HON 394: Whitewashing Ancient Greece and Rome

Whitewashing Ancient Greece and Rome: When most people close their eyes and imagine ancient Greece or Rome, they tend to see white, white statues, white buildings, white people. But this image of whiteness is demonstrably wrong. Classical antiquity was always awash in color. The image of gleaming white statues and buildings is the product of historical, cultural, and archaeological accidents which recent research and new technologies are allowing scholars to correct. But along with images of pure whiteness in art and architecture has arisen the notion that the achievements of Greece and Rome belong "to the West" that the Greeks and Romans were White and "Western" from the beginning, a notion reinforced by everything from Renaissance sculpture to Neo-Classical architecture and Hollywood films. In this class, we will investigate the connection between the (accidental) whitewashing of Greek and Roman art and artifacts and the (intentional) whitewashing of the Greek and Roman people in the Western imagination.
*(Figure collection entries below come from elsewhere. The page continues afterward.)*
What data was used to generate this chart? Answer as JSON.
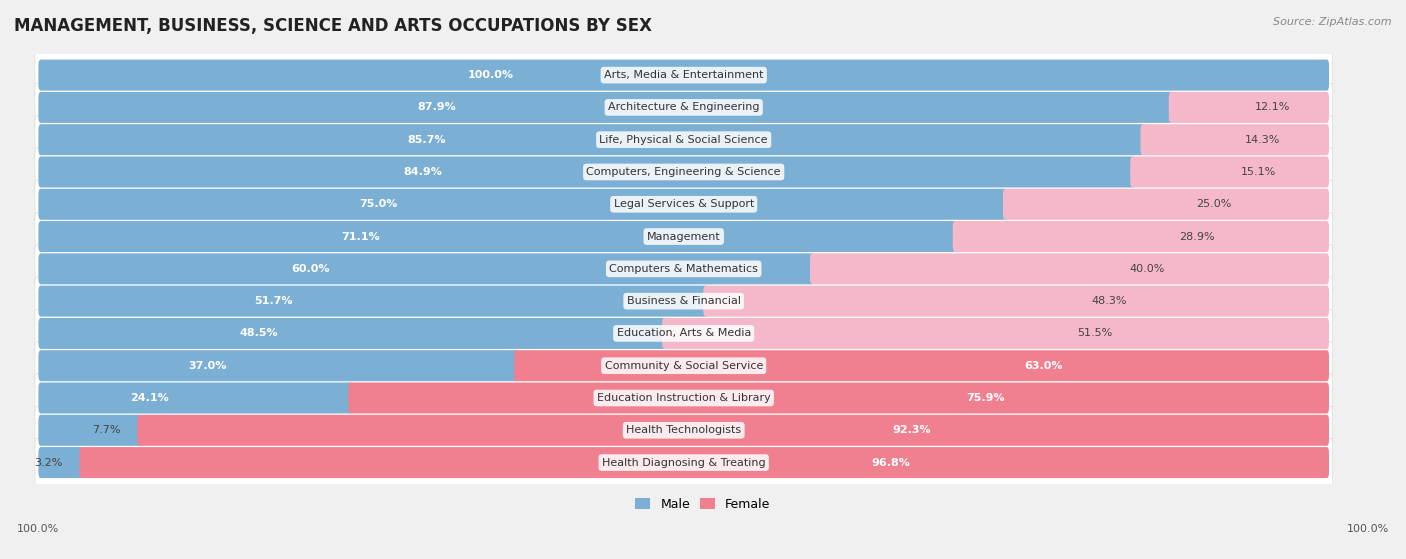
{
  "title": "MANAGEMENT, BUSINESS, SCIENCE AND ARTS OCCUPATIONS BY SEX",
  "source": "Source: ZipAtlas.com",
  "categories": [
    "Arts, Media & Entertainment",
    "Architecture & Engineering",
    "Life, Physical & Social Science",
    "Computers, Engineering & Science",
    "Legal Services & Support",
    "Management",
    "Computers & Mathematics",
    "Business & Financial",
    "Education, Arts & Media",
    "Community & Social Service",
    "Education Instruction & Library",
    "Health Technologists",
    "Health Diagnosing & Treating"
  ],
  "male_pct": [
    100.0,
    87.9,
    85.7,
    84.9,
    75.0,
    71.1,
    60.0,
    51.7,
    48.5,
    37.0,
    24.1,
    7.7,
    3.2
  ],
  "female_pct": [
    0.0,
    12.1,
    14.3,
    15.1,
    25.0,
    28.9,
    40.0,
    48.3,
    51.5,
    63.0,
    75.9,
    92.3,
    96.8
  ],
  "male_color": "#7bafd4",
  "female_color": "#f08090",
  "female_color_light": "#f4b8c8",
  "bg_color": "#f0f0f0",
  "row_bg_color": "#ffffff",
  "title_fontsize": 12,
  "label_fontsize": 8,
  "pct_fontsize": 8,
  "legend_fontsize": 9,
  "source_fontsize": 8
}
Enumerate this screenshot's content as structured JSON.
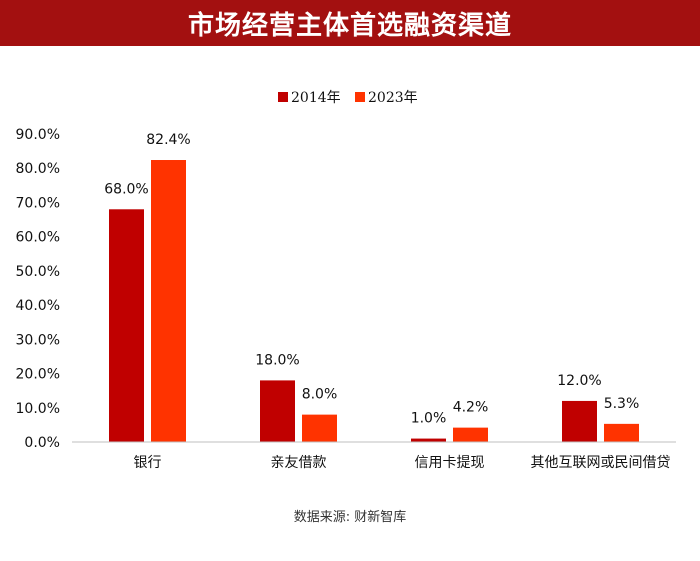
{
  "banner": {
    "title": "市场经营主体首选融资渠道"
  },
  "colors": {
    "banner": "#a31010",
    "series_2014": "#c00000",
    "series_2023": "#ff3300"
  },
  "chart_data": {
    "type": "bar",
    "categories": [
      "银行",
      "亲友借款",
      "信用卡提现",
      "其他互联网或民间借贷"
    ],
    "series": [
      {
        "name": "2014年",
        "values": [
          68.0,
          18.0,
          1.0,
          12.0
        ],
        "labels": [
          "68.0%",
          "18.0%",
          "1.0%",
          "12.0%"
        ],
        "color": "#c00000"
      },
      {
        "name": "2023年",
        "values": [
          82.4,
          8.0,
          4.2,
          5.3
        ],
        "labels": [
          "82.4%",
          "8.0%",
          "4.2%",
          "5.3%"
        ],
        "color": "#ff3300"
      }
    ],
    "yticks": [
      "0.0%",
      "10.0%",
      "20.0%",
      "30.0%",
      "40.0%",
      "50.0%",
      "60.0%",
      "70.0%",
      "80.0%",
      "90.0%"
    ],
    "ylim": [
      0,
      90
    ],
    "legend_position": "top-center",
    "grid": false
  },
  "source": "数据来源: 财新智库"
}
The primary objective of the course is twofold: to fight back against the projection of Early Modern ideas of whiteness onto the Greeks and Romans while simultaneously resisting the unhelpful urge to dismiss the study of Greco-Roman antiquity as the realm of dead white men an assertion that not only ignores the evidence, but also needlessly consigns the achievements of untold numbers of diverse people to oblivion.